また、今作は福澤監督が原作を初考案したオリジナルドラマであることも不安材料の一つ。
「まだ公表されていない脚本家次第というところはありますが、本職の作家による原作ではないというのは、危ない匂いがしますね。『半沢直樹』のメガヒットは堺×福澤氏の他に“原作・池井戸潤”という要素があった。また、主演の堺も『あまりに壮大で複雑でスピーディーな物語なので、準備が追いついていない状況』『正解は福澤監督の頭の中だけ』とコメントしており、大風呂敷を広げすぎると中身が追い付かない可能性がありますし、目まぐるしく話が動いて視聴者も理解できない、といった展開になる危険性もあります。

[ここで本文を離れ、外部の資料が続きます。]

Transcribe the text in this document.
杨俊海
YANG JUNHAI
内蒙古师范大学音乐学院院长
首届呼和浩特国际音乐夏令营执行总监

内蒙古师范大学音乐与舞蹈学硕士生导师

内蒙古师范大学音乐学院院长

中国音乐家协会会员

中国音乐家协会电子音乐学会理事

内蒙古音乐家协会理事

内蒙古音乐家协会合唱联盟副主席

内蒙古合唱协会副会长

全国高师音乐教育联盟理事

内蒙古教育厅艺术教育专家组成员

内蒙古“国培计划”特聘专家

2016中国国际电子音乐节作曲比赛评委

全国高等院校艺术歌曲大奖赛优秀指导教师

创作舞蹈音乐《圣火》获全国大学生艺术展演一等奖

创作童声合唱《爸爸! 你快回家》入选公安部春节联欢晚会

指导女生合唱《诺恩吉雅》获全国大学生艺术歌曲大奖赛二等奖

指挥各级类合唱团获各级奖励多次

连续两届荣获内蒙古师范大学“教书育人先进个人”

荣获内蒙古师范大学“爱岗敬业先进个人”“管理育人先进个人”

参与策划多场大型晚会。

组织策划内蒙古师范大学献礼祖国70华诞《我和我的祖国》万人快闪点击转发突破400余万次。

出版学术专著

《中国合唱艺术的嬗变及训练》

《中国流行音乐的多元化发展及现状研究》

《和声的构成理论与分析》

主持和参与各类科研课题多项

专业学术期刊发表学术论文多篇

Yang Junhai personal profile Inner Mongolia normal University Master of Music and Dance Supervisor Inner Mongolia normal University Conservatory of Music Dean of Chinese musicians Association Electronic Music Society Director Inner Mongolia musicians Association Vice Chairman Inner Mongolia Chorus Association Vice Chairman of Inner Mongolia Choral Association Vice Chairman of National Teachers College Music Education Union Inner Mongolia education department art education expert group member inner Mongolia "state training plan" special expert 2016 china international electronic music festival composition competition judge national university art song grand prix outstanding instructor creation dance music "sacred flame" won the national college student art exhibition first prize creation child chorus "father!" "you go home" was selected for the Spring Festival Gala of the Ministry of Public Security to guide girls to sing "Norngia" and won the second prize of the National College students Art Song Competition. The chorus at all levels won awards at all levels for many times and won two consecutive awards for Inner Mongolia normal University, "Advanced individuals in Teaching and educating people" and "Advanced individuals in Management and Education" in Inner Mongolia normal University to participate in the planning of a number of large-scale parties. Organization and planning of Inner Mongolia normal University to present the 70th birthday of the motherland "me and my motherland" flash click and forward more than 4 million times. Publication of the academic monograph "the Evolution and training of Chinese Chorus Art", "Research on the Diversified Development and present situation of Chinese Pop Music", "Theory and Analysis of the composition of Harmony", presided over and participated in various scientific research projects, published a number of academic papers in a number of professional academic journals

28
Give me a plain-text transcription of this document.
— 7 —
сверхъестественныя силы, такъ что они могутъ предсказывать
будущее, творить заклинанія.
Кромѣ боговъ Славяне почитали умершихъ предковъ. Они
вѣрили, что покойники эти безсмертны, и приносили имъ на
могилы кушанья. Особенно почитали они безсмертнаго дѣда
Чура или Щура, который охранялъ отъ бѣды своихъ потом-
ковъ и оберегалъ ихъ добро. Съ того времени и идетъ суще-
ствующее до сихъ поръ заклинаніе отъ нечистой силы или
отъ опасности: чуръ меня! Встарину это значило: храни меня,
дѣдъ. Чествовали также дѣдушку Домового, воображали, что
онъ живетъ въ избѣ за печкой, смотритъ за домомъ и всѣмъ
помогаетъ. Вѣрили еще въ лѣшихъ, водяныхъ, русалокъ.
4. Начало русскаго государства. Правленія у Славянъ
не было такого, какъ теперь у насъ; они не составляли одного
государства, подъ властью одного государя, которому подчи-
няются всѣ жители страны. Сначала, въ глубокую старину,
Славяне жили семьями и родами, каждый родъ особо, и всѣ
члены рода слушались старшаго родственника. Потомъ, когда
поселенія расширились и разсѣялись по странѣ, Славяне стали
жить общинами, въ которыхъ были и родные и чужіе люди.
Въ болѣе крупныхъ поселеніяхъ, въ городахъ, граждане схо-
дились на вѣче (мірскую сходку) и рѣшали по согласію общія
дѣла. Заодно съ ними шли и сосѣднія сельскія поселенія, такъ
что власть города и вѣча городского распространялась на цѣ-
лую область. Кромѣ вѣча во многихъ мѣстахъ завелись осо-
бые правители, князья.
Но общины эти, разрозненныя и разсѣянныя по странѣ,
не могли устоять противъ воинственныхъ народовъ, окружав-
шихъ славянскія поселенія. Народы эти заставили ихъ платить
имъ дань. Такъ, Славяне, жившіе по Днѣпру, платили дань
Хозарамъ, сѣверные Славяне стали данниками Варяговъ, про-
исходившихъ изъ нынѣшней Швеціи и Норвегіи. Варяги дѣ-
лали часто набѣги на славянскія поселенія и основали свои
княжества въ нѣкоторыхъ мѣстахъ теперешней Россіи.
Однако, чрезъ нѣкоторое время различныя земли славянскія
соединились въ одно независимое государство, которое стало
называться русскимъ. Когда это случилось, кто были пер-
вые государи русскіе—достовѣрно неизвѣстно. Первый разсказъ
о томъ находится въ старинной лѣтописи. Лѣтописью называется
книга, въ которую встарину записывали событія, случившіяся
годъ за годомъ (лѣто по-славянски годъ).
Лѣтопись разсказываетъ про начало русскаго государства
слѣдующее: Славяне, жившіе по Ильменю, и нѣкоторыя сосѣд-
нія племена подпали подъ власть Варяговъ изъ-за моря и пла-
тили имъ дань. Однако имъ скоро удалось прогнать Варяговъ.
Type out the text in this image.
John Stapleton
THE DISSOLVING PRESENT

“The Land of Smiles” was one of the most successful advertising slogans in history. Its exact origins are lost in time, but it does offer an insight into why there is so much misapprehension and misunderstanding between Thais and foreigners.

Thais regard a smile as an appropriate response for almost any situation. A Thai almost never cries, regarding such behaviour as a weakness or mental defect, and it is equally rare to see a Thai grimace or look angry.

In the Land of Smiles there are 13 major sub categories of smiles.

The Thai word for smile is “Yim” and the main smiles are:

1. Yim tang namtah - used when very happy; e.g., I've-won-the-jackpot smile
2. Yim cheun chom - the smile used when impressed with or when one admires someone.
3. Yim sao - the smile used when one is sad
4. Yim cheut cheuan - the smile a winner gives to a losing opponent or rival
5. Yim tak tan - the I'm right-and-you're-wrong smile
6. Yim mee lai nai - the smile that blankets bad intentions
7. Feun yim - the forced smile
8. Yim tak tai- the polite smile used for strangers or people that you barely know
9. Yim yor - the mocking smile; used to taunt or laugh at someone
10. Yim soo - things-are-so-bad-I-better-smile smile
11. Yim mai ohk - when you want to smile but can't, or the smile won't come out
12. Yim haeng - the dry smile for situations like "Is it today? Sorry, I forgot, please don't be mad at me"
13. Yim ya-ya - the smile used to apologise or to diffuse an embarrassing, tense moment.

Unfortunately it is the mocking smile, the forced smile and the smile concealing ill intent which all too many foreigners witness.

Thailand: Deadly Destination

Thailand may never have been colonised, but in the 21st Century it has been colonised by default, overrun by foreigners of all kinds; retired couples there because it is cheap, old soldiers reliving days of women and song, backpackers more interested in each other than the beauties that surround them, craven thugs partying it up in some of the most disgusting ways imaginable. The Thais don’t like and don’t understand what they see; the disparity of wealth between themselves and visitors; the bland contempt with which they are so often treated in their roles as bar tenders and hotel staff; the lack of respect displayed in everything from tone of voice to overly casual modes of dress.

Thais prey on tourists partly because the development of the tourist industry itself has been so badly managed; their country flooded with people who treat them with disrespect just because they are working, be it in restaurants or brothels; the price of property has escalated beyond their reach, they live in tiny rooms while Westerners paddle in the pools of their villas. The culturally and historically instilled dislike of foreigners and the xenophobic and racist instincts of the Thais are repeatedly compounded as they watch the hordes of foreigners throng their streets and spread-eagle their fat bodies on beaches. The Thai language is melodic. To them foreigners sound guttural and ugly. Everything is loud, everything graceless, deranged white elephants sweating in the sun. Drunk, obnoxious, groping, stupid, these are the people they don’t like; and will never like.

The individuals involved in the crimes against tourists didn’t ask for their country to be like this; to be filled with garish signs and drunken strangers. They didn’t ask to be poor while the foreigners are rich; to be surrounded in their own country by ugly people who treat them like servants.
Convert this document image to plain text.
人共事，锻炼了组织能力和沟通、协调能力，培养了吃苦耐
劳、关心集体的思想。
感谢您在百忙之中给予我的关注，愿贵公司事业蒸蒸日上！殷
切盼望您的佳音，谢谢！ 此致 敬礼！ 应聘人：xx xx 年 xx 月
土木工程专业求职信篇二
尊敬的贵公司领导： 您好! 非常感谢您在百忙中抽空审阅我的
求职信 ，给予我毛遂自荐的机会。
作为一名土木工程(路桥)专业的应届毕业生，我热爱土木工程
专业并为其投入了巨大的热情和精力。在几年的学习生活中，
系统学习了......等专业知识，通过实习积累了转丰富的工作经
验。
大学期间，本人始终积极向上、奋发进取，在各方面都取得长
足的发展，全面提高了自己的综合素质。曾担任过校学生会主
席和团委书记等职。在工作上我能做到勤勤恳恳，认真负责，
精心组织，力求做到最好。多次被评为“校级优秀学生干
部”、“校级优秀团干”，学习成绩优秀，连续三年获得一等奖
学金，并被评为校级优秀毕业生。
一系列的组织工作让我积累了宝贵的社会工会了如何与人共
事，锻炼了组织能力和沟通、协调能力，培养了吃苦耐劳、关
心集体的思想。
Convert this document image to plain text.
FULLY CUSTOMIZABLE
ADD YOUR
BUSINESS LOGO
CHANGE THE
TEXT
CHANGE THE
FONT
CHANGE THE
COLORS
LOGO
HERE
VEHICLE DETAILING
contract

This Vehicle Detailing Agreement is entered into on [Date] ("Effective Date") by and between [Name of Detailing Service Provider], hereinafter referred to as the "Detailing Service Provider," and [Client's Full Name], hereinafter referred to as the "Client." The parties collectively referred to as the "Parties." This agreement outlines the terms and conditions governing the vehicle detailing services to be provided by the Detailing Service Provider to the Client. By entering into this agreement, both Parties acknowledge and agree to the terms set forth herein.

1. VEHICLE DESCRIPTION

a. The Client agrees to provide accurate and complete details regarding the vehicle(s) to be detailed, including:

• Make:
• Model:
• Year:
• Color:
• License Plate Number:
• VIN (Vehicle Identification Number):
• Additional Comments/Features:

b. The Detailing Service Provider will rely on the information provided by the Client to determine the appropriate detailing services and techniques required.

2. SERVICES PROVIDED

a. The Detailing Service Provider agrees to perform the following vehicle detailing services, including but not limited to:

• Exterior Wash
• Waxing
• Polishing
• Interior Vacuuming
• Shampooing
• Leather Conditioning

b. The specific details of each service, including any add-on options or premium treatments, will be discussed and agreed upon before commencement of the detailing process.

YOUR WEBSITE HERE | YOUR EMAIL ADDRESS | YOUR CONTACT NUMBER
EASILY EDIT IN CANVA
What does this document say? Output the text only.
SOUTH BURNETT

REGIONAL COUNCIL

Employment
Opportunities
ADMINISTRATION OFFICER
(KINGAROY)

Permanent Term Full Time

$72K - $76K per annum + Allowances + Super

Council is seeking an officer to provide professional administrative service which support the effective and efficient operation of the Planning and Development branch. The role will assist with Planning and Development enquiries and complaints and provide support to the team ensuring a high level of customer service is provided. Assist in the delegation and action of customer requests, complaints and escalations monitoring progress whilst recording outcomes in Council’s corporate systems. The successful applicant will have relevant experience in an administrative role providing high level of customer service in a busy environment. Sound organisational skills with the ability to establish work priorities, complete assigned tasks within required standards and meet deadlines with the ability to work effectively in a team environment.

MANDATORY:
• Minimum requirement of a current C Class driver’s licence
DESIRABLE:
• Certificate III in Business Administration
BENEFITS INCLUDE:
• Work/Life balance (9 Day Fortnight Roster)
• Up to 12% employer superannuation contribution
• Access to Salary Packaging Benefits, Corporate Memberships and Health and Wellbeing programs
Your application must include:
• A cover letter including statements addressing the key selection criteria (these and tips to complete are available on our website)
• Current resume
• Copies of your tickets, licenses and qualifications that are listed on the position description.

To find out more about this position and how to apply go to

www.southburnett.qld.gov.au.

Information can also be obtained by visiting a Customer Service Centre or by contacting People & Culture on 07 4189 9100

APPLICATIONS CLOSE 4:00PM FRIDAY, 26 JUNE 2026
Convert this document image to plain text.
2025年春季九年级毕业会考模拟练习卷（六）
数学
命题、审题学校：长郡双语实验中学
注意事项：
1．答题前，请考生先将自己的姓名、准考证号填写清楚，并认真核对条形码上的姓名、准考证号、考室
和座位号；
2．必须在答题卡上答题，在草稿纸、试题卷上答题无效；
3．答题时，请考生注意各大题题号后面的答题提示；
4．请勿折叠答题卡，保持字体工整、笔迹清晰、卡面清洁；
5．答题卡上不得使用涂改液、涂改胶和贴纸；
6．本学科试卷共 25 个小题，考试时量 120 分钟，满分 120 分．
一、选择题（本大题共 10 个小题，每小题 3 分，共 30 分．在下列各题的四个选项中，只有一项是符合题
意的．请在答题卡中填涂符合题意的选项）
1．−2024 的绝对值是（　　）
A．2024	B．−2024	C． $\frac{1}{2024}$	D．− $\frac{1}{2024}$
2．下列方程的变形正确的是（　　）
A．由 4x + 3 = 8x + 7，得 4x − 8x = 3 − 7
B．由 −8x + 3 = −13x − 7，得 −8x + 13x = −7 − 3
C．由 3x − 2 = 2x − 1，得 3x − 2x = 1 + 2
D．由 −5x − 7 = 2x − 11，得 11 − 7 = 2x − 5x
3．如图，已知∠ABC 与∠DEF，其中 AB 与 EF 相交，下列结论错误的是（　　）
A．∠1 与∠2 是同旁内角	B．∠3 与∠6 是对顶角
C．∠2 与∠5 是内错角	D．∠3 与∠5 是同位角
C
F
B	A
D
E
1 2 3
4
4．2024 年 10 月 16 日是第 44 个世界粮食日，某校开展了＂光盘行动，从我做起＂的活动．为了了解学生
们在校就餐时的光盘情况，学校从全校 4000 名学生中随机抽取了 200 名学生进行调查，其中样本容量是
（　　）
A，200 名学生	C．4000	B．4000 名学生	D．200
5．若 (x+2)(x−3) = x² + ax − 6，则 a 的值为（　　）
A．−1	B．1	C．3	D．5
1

福澤監督が『どんなドラマにも当てはまらない、日本ではあまり見たことのないドラマになる』『視聴者の予想を次々と裏切っていくエンターテイメントをお届けいたします』とハードルを上げているぶん、“キャストの無駄遣い”とならなければいいのですが……」(前出・テレビ誌記者)
そして何よりも、この「豪華キャスト」こそが最大の弱点になり得るという。
「キャストや制作陣が豪華だからといって成功するとは限りません。むしろハードルが上がり、より一層、内容に厳しい目が向けられます。2014年にフジテレビ開局55周年記念企画として放送されたドラマ『若者たち2014』は、主演の妻夫木聡をはじめ、永山瑛太、満島ひかり、柄本佑、蒼井優、長澤まさみらが集結しましたが、事前の注目度が大きかったぶん、厳しい評価が目立ち、初回の世帯視聴率は12.7%(関東地区、ビデオリサーチ調べ/以下同)だったのが、第2話で7.8%と5ポイント近く下落。1966年に放送された昭和の物語をリメイクしたドラマでしたが、現代劇に昇華されていなかったため、ストーリーや演出に対して古臭い、時代錯誤だという声が多く、最終話は6.1%と、初回の半分以下の数字に終わってしまいました。『ラストマン』の最終回が13.4%を記録したこともあり、『VIVANT』の初回視聴率は15%超え、ひょっとすると20%超えもあるのではと期待されていますが、内容次第で『若者たち2014』の二の舞になるかもしれません」(同)
フランス語で「vivant」とは「生きている」という意味だが、今のところこのタイトルが指す意味も不明。製作費は通常の倍以上とささやかれているだけに、TBSとしては絶対に負けられない戦いとなりそうだが、はたして……。